With real time and virtual reality, it is also possible to control the environment in ways that cannot be done in the real world.  For example, it is possible to introduce perturbations in perceived hand movement to observe how the subject responds.  Dr. Jim Patton at the Rehabilitation Institute of Chicago has used these concepts and ErrorAugmentation as a rehabilitation aid.  

The introduction of interactive control feedback loops where data on the subject’s movement affects the virtual environment while at the same time monitoring the subject’s response to the environment are all possible with real time data collection and can be used for both basic research and rehabilitation. Dr. Jim Thomas (Virginia Commonwealth University) has used these concepts to target the fear-avoidance model of low back pain using bi-directional feedback as shown in this video.




Measurement rates and software architecture are extremely important for the successful use of real time data collection.  Earlier I mentioned that the display of visual feedback had to be sufficiently fast as to eliminate the appearance of latency and the underlying collection rate had to be fast enough to satisfy Nyquist.  The ability of the subject to observe, process and react to feedback is one level of specification for display measurement rates.  Processing speeds and monitor refresh rates can also limit the speed at which feedback can be presented.  These measurement rates are “display rates”.  To make real time data collection usable for research, the underlying collection rate must be much faster than the display rate.  A good ground rule is to insist that the collection rate be the same as used in post processing data collections.  For example, force plate data or EMG data, if normally collected at 1000hz or 2000 hz, should still be collected at 1000 or 2000hz in a realtime setting.

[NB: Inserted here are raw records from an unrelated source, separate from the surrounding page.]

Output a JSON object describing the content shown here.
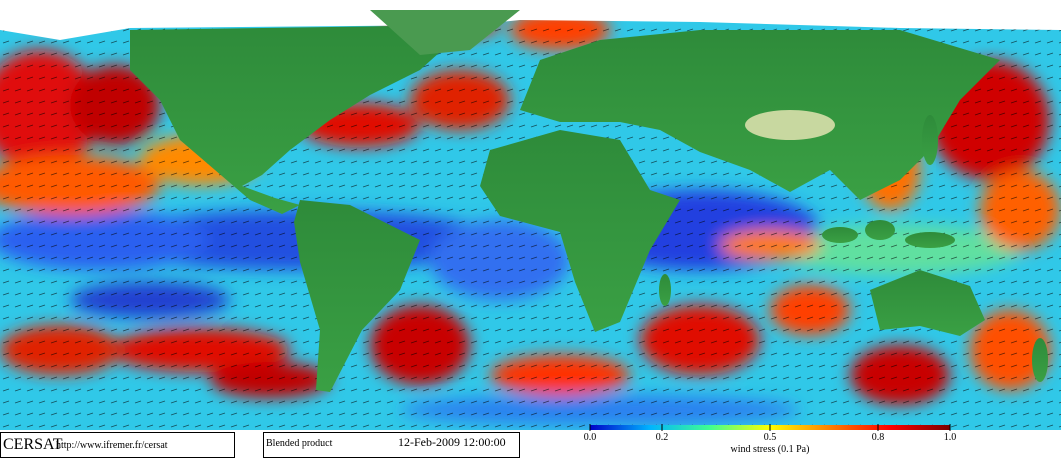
{
  "map": {
    "source": "CERSAT",
    "url": "http://www.ifremer.fr/cersat",
    "product": "Blended product",
    "date": "12-Feb-2009 12:00:00",
    "colorbar": {
      "label": "wind stress (0.1 Pa)",
      "range": [
        0,
        1
      ],
      "ticks": [
        {
          "value": 0,
          "label": "0.0"
        },
        0.2,
        0.5,
        0.8,
        {
          "value": 1,
          "label": "1.0"
        }
      ],
      "colors": [
        "#0000c8",
        "#00b4ff",
        "#40ff90",
        "#ffff00",
        "#ff8000",
        "#ff0000",
        "#7a0000"
      ]
    }
  }
}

               Another issue is the latency or the time between data actually happening and when it is available for processing and display.  Each separation between the hardware device and the processing of visual data introduces latency.  The only way that we have found to ensure minimal latency and to collect data at high measurement rates is to collect data directly from the underlying hardware.

Questions to ask when evaluating systems
                So Eddie Cramp was right.  There are lots of claims made for real time collection.  To help ensure that your system will result in the benefits you are expecting there are a few questions you should ask and understand before committing to a system.

                What is the system architecture?  Does the software access data directly from the hardware? And at what measurement rate?  Is the measurement rate consistent with the frequency content of the activity being collected?

                Is the system real time or just really fast post processing?  Is data collected, processed, and collected in a repeated sequence? Or just quickly processed at the end of the recording?  Is the processed data available to provide real time feedback during the activity?

                What is the system latency between occurrence of the data and display of feedback?  Is the latency appropriate for the nature of the study?  And more importantly, what is the process for determining the latency?